Hatiku deg degan bukan main. Semoga tak ada yang buruk dengan putraku. 

"Rum, nanti ibu kabarkan sama jama'ah pengajian, biar mereka mendoakan Yazid. Nanti malam, acara yasinan di rumah Bu Ani," ucap Bu Aisyah. Tanganku digenggam erat. 

Bu Aisyah memang sangat baik, terlebih terhadap keluargaku. Aku beruntung mengenal beliau. 

Pintu ruangan Dokter terbuka, aku menoleh spontan. Mas Rahman keluar dengan wajah sedih. Ada apa ini? 

"Mas, Yazid baik-baik saja 'kan?" Aku berdiri menghampiri suamiku. 

"Sabar, Dik." Mas Rahman memelukku. Aku merasa ada yang nggak beres Mas Rahman mengurai pelukannya. 

"Dik, Yazid kena radang selaput otak, kata dokter harus dirujuk ke rumah sakit umum daerah," lirih suamiku. "Pihak rumah sakit masih ngirim surat rujukan online keberapa rumah sakit." Mas Rahman lesu. 

Hancur hatiku mendengar kabar ini. Hidupku seakan tak bermakna menghadapi kenyataan sepahit ini. Yazidku, kenapa harus kamu Nang? Tubuhku lemas, lunglai seketika, pandanganku hampir kabur. 

"Istighfar, Rum, Istighfar!" Suara Bu Aisyah ditelinga ini. 

Radang selaput otak bukan penyakit sepele.
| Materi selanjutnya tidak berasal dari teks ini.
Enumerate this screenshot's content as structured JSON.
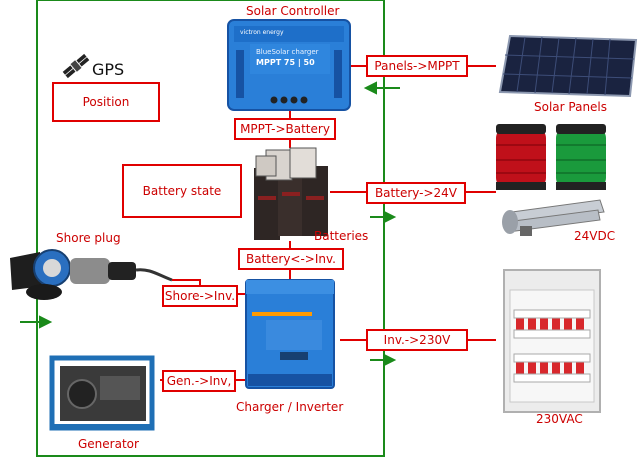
{
  "title": "Solar Controller",
  "gps": {
    "label": "GPS"
  },
  "boxes": {
    "position": "Position",
    "battery_state": "Battery state",
    "panels_mppt": "Panels->MPPT",
    "mppt_battery": "MPPT->Battery",
    "battery_24v": "Battery->24V",
    "battery_inv": "Battery<->Inv.",
    "shore_inv": "Shore->Inv.",
    "gen_inv": "Gen.->Inv,",
    "inv_230v": "Inv.->230V"
  },
  "labels": {
    "solar_panels": "Solar Panels",
    "batteries": "Batteries",
    "vdc24": "24VDC",
    "shore_plug": "Shore plug",
    "charger_inverter": "Charger / Inverter",
    "vac230": "230VAC",
    "generator": "Generator"
  },
  "device_text": {
    "mppt_brand": "victron energy",
    "mppt_name": "BlueSolar charger",
    "mppt_model": "MPPT 75 | 50"
  },
  "colors": {
    "frame": "#1a8a1a",
    "wire": "#e00000",
    "victron_blue": "#1e6fc9",
    "arrow": "#1a8a1a"
  }
}
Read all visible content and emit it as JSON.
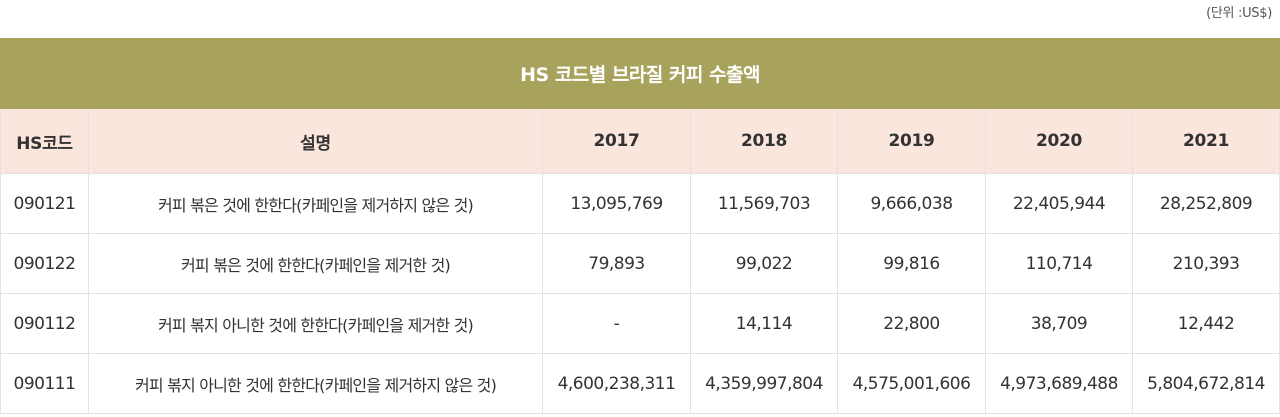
{
  "unit_note": "(단위 :US$)",
  "table": {
    "title": "HS 코드별 브라질 커피 수출액",
    "headers": [
      "HS코드",
      "설명",
      "2017",
      "2018",
      "2019",
      "2020",
      "2021"
    ],
    "rows": [
      [
        "090121",
        "커피 볶은 것에 한한다(카페인을 제거하지 않은 것)",
        "13,095,769",
        "11,569,703",
        "9,666,038",
        "22,405,944",
        "28,252,809"
      ],
      [
        "090122",
        "커피 볶은 것에 한한다(카페인을 제거한 것)",
        "79,893",
        "99,022",
        "99,816",
        "110,714",
        "210,393"
      ],
      [
        "090112",
        "커피 볶지 아니한 것에 한한다(카페인을 제거한 것)",
        "-",
        "14,114",
        "22,800",
        "38,709",
        "12,442"
      ],
      [
        "090111",
        "커피 볶지 아니한 것에 한한다(카페인을 제거하지 않은 것)",
        "4,600,238,311",
        "4,359,997,804",
        "4,575,001,606",
        "4,973,689,488",
        "5,804,672,814"
      ]
    ]
  }
}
Ya Allah, kuatkan Yazid ya Allah. 

"Bu, Yazid, Bu, Yazid." Aku menangis menghadapi kenyataan hidup ini. 

"Sabar, Rum, sabar, kita doakan Yazid, ya!" 

"Bu, tolong ASI-nya diperah lagi, ya! Kondisi adek bayinya semakin menurun, dibantu ASI, ya! Semoga lekas stabil agar bisa dirujuk ke rumah sakit lain," terang seorang perawat wanita kepadaku. Ia menyerahkan dot bertuliskan nama Yazid. 

Aku segera menyeka air mata ini, aku harus memerah ASI, untuk Yazid, demi Yazid. 

"Mas aku mau cuci tangan dulu." Aku bangkit meskipun lemas. Berjalan ke toilet mencuci tangan, lalu kuperah ASI ini. 

Bu Aisyah pamit pulang. Tinggal aku dan suamiku saja disini. Mas Rahman mengirim ASI ke petugas ICU. Kupandangi Yazid dari balik dinding kaca. 

Hingga sore menjelang Maghrib, kami masih berdua saja. Saudara Mas Rahman tak kesini. 

"Arum!" Suara familiar terdengar ditelinga. Aku menoleh, ternyata ibu, bapak, dan para kakakku yang datang. 

Aku berhambur memeluk ibu menangis menumpahkan segala sesak didada ini. Mas Rahman juga, ia dipeluk kakak-kakakku. 

"Yazid harus dirujuk ke rumah sakit umum," ucapku sambil menangis. "Yazid kena radang selaput otak, Bu!" tangisku kembali pecah. 

Ibu menenangkan aku. Menguatkan jiwa yang rapuh ini. 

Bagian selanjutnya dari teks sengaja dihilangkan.